With three Classic victories to his name, Beckett has been among Britain’s leading trainers for some time. Known primarily for his success with fillies, the 48-year-old won the Oaks with Look Here in 2008; five years later he outdid himself with a one-two in the same race via Talent and Secret Gesture. He has also won the St Leger with Simple Verse (in 2015) and the Breeders’ Cup Marathon at Santa Anita with Muhannak in 2008.

Actively involved in racing politics, he is due to take over the reins as president of the National Trainers Federation in 2020.


Who do you believe is the most important figure in the history of racing around the world?

In our lifetime, I think John Magnier’s influence on the industry surpasses all others. Everything trickles down from the stallions, and he is the most important stallion master in the world, probably ever. It is generally accepted the standard of racing is stronger here than anywhere else and above all it’s because of that. His tentacles stretch everywhere when you consider his influence on the breed.

His father-in-law, Vincent O’Brien, greatly influenced both codes, and the other person who changed everything when it comes to the training of a racehorse was the greatest jumps trainer of all time, Martin Pipe. He changed the parameters in a way nobody else did.

Which is your favourite venue and race (anywhere in the world)?

I’m a traditionalist and hence I’m biased, but I have to say Epsom and the Derby, which remains the most important race in the world.

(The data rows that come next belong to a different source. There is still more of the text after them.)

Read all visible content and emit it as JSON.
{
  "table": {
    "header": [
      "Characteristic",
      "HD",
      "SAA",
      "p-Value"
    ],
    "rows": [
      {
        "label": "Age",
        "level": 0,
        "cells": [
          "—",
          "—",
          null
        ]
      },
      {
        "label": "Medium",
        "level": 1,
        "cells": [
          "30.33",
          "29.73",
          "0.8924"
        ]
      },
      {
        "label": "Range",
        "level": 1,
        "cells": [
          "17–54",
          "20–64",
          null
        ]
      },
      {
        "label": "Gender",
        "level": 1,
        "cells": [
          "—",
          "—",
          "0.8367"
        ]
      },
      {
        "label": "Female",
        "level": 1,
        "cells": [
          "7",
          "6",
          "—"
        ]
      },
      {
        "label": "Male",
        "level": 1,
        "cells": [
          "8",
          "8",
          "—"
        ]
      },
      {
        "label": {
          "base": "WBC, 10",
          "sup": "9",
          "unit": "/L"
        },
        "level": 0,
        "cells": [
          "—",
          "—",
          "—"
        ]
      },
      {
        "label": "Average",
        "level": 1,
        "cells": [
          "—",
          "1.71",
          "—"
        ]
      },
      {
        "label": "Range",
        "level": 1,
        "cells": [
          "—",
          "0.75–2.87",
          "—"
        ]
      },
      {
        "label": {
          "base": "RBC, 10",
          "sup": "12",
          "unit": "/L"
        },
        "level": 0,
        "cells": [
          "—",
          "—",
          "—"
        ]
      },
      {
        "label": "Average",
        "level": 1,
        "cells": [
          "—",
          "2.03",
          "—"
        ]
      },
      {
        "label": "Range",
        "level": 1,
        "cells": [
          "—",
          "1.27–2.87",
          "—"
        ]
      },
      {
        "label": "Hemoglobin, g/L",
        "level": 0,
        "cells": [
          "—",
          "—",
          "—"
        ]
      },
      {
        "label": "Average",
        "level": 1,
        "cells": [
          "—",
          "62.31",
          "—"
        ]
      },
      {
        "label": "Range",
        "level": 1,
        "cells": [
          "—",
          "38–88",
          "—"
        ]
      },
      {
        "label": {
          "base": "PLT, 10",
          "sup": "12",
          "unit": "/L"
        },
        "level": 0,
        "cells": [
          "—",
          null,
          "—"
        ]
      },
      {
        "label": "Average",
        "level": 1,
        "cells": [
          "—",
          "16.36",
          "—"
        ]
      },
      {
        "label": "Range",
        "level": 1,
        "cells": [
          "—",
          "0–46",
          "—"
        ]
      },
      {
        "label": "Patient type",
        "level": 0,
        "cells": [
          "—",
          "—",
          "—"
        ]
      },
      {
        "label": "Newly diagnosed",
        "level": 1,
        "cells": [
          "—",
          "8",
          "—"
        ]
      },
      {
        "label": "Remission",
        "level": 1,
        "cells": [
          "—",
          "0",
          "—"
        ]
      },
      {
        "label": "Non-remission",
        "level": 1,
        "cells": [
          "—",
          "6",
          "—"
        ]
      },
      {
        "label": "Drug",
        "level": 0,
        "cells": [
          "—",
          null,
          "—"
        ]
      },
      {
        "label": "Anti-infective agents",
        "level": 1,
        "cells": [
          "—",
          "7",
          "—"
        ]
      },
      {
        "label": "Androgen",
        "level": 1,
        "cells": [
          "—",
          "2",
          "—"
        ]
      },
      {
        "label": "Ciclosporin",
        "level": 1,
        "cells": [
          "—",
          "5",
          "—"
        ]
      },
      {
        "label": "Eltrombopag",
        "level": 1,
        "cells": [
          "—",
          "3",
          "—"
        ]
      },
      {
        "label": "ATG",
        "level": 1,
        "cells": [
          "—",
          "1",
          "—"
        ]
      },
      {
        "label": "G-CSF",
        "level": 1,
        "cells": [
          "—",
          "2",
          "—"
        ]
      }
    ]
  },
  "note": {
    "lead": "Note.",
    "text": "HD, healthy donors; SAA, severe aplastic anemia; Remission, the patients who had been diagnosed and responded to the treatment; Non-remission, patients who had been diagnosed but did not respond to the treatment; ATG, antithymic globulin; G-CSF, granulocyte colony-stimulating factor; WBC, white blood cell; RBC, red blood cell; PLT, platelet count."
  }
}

I hope that doesn’t change but I do worry about both. Epsom is unique – climbing for half a mile before you go downhill around a bend; it’s a test of stamina, balance, temperament as well as ability, and precocity because of its place in the calendar.

The Derby is the pre-eminent race and wouldn’t be the same race anywhere else – it would only be the English equivalent of the Irish Derby, which is run four weeks later on a more conventional track but doesn’t produce champions in anything like the same quantity.

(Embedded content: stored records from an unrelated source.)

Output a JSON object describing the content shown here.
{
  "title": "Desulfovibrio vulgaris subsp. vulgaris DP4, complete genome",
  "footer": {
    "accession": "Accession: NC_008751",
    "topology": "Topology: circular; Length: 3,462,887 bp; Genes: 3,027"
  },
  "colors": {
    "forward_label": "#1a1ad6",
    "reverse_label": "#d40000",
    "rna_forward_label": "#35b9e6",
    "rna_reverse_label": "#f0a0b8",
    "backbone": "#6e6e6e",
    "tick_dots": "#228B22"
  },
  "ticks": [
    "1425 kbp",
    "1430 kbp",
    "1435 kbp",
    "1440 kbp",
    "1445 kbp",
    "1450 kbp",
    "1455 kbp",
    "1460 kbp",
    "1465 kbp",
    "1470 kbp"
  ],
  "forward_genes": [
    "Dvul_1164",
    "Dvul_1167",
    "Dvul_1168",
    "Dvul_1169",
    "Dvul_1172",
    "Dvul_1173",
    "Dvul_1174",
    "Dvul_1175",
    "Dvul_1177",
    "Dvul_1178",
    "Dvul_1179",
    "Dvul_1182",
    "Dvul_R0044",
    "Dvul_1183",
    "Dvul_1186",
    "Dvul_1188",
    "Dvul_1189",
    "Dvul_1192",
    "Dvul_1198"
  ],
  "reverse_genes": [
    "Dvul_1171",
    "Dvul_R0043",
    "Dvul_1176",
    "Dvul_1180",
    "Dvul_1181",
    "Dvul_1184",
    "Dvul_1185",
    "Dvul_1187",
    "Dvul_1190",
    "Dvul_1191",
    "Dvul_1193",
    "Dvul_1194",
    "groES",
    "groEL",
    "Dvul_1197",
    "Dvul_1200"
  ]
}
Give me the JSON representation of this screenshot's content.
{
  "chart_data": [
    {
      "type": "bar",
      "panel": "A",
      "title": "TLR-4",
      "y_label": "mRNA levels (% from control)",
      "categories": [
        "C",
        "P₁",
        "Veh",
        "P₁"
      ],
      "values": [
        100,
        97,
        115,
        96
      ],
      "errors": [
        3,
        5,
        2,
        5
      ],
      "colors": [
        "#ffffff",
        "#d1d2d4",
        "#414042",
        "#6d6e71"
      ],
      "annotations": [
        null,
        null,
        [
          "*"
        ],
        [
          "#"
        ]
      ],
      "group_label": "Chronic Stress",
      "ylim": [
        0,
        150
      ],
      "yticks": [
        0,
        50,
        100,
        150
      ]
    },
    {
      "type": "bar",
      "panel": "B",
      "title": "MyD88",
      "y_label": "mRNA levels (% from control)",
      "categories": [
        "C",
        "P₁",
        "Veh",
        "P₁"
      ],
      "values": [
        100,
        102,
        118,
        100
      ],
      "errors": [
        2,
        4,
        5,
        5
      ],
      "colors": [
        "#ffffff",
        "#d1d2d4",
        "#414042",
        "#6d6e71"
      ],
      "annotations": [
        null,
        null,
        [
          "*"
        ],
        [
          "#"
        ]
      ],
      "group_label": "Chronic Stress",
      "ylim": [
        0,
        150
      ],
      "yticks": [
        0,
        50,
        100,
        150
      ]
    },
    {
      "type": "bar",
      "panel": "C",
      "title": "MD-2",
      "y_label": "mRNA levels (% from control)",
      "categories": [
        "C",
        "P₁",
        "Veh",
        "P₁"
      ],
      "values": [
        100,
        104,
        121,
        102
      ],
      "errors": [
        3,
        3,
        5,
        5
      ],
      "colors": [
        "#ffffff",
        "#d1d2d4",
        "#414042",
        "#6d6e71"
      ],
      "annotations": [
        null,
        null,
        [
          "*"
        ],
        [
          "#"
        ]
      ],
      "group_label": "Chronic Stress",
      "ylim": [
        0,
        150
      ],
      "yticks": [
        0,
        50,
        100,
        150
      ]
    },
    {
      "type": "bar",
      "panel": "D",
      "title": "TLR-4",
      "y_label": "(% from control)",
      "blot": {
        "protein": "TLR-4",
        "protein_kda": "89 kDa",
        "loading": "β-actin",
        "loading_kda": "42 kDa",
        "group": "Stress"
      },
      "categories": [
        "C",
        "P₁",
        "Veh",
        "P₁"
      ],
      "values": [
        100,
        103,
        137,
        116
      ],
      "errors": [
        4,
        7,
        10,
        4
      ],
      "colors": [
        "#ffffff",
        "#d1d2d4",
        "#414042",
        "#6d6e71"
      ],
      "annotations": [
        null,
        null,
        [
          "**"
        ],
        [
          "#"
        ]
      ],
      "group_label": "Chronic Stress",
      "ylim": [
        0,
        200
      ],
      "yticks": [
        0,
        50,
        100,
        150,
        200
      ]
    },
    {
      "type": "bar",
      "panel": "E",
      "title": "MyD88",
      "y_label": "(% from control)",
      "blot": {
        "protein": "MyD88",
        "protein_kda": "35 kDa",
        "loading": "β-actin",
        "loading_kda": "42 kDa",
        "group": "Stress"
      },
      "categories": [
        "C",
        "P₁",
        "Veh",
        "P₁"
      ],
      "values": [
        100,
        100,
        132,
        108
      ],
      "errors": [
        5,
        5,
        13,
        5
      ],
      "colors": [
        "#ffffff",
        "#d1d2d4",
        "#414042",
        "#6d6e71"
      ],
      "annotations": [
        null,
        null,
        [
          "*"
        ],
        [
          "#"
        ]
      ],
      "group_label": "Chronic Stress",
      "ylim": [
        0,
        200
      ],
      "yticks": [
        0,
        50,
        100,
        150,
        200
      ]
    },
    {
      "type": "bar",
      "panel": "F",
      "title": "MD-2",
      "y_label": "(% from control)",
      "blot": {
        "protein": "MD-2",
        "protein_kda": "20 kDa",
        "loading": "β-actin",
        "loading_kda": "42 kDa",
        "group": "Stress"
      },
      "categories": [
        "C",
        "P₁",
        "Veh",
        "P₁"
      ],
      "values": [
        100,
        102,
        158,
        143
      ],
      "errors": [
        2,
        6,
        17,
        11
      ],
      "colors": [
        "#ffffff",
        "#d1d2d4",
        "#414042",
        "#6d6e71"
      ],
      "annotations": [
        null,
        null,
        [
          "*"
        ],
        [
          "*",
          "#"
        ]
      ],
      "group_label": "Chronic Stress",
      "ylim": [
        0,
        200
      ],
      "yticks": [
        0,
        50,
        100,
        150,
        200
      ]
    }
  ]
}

What is your fondest memory in racing?

I suppose Look Here’s Oaks because it changed our lives, our biggest winners to that point were Group 3s. I was quoted at the time that, if we go skint now, it doesn’t matter - and I stand by that. It meant everything to us at the time – only a few people get to train Classic winners and, if you’re a traditionalist, the Classics are the most important races. I was fortunate enough to win the St Leger with Simple Verse (see video below), which also meant an awful lot, but I suspect that the only thing that could beat it would be to win the Derby.

What do you see as the biggest challenge racing faces today?

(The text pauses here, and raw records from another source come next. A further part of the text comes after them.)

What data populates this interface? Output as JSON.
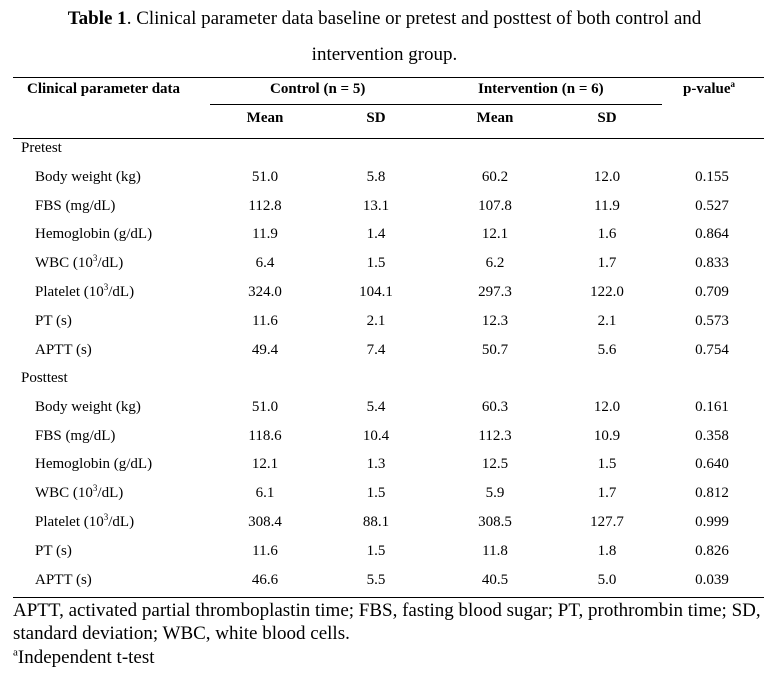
{
  "caption": {
    "label": "Table 1",
    "text_line1": ". Clinical parameter data baseline or pretest and posttest of both control and",
    "text_line2": "intervention group."
  },
  "header": {
    "col1": "Clinical parameter data",
    "control": "Control (n = 5)",
    "intervention": "Intervention (n = 6)",
    "pvalue": "p-value",
    "pvalue_sup": "a",
    "mean": "Mean",
    "sd": "SD"
  },
  "sections": [
    {
      "title": "Pretest",
      "rows": [
        {
          "pre": "Body weight (kg)",
          "sup": "",
          "post": "",
          "c_mean": "51.0",
          "c_sd": "5.8",
          "i_mean": "60.2",
          "i_sd": "12.0",
          "p": "0.155"
        },
        {
          "pre": "FBS (mg/dL)",
          "sup": "",
          "post": "",
          "c_mean": "112.8",
          "c_sd": "13.1",
          "i_mean": "107.8",
          "i_sd": "11.9",
          "p": "0.527"
        },
        {
          "pre": "Hemoglobin (g/dL)",
          "sup": "",
          "post": "",
          "c_mean": "11.9",
          "c_sd": "1.4",
          "i_mean": "12.1",
          "i_sd": "1.6",
          "p": "0.864"
        },
        {
          "pre": "WBC (10",
          "sup": "3",
          "post": "/dL)",
          "c_mean": "6.4",
          "c_sd": "1.5",
          "i_mean": "6.2",
          "i_sd": "1.7",
          "p": "0.833"
        },
        {
          "pre": "Platelet (10",
          "sup": "3",
          "post": "/dL)",
          "c_mean": "324.0",
          "c_sd": "104.1",
          "i_mean": "297.3",
          "i_sd": "122.0",
          "p": "0.709"
        },
        {
          "pre": "PT (s)",
          "sup": "",
          "post": "",
          "c_mean": "11.6",
          "c_sd": "2.1",
          "i_mean": "12.3",
          "i_sd": "2.1",
          "p": "0.573"
        },
        {
          "pre": "APTT (s)",
          "sup": "",
          "post": "",
          "c_mean": "49.4",
          "c_sd": "7.4",
          "i_mean": "50.7",
          "i_sd": "5.6",
          "p": "0.754"
        }
      ]
    },
    {
      "title": "Posttest",
      "rows": [
        {
          "pre": "Body weight (kg)",
          "sup": "",
          "post": "",
          "c_mean": "51.0",
          "c_sd": "5.4",
          "i_mean": "60.3",
          "i_sd": "12.0",
          "p": "0.161"
        },
        {
          "pre": "FBS (mg/dL)",
          "sup": "",
          "post": "",
          "c_mean": "118.6",
          "c_sd": "10.4",
          "i_mean": "112.3",
          "i_sd": "10.9",
          "p": "0.358"
        },
        {
          "pre": "Hemoglobin (g/dL)",
          "sup": "",
          "post": "",
          "c_mean": "12.1",
          "c_sd": "1.3",
          "i_mean": "12.5",
          "i_sd": "1.5",
          "p": "0.640"
        },
        {
          "pre": "WBC (10",
          "sup": "3",
          "post": "/dL)",
          "c_mean": "6.1",
          "c_sd": "1.5",
          "i_mean": "5.9",
          "i_sd": "1.7",
          "p": "0.812"
        },
        {
          "pre": "Platelet (10",
          "sup": "3",
          "post": "/dL)",
          "c_mean": "308.4",
          "c_sd": "88.1",
          "i_mean": "308.5",
          "i_sd": "127.7",
          "p": "0.999"
        },
        {
          "pre": "PT (s)",
          "sup": "",
          "post": "",
          "c_mean": "11.6",
          "c_sd": "1.5",
          "i_mean": "11.8",
          "i_sd": "1.8",
          "p": "0.826"
        },
        {
          "pre": "APTT (s)",
          "sup": "",
          "post": "",
          "c_mean": "46.6",
          "c_sd": "5.5",
          "i_mean": "40.5",
          "i_sd": "5.0",
          "p": "0.039"
        }
      ]
    }
  ],
  "footnote": {
    "abbreviations": "APTT, activated partial thromboplastin time; FBS, fasting blood sugar; PT, prothrombin time; SD, standard deviation; WBC, white blood cells.",
    "test_sup": "a",
    "test": "Independent t-test"
  }
}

Waning popularity is the biggest challenge, although there are green shoots there. I think a significant chunk of the younger generation of 18-25-year-olds seem to be keen on racing in a way the previous generation weren’t, so I’m optimistic in that sense. But what concerns me is that previous generations had an affinity with the horse and therefore horse racing but, as we’ve become more and more an urban society, horses are driven further from the nation’s psyche. 

Horses have slipped from our collective consciousness, and I worry racing will go the same way as it has in France and Germany; we are already second-division sport. It is very hard to arrest that decline, though I hope it is possible. We have great festivals like Royal Ascot, Cheltenham, Goodwood and York that other places don’t have in the same way.

If you could change one thing in racing, what would it be?

In this country, our regulator is failing, and that’s probably because those in charge are executives and they move on after a few years. Whatever we felt about the Jockey Club as a regulator, they had the best interests of the sport at heart because they all owned or bred horses,  and we need people in charge again who have vested interests who will ensure the sport thrives. The racecourses are run by executives; the sport doesn’t exist because of the racecourses and they need to recognise that.

If I could change something on an international scale, I would bring all the various jurisdictions under one banner with uniform medication regulations. The United States have got a problem with Lasix and Bute and it’s not doing the breed any good. In 1990, about 40 percent of maiden winners in Britain were U.S.-bred; in 2012 it was eight per cent and it’s probably lower than that now. That is directly related to raceday medication. 

Their second-biggest jurisdiction is in crisis and you can argue that a great deal of that it is to do with medication. Imagine if racing was banned in California? It would be catastrophic internationally.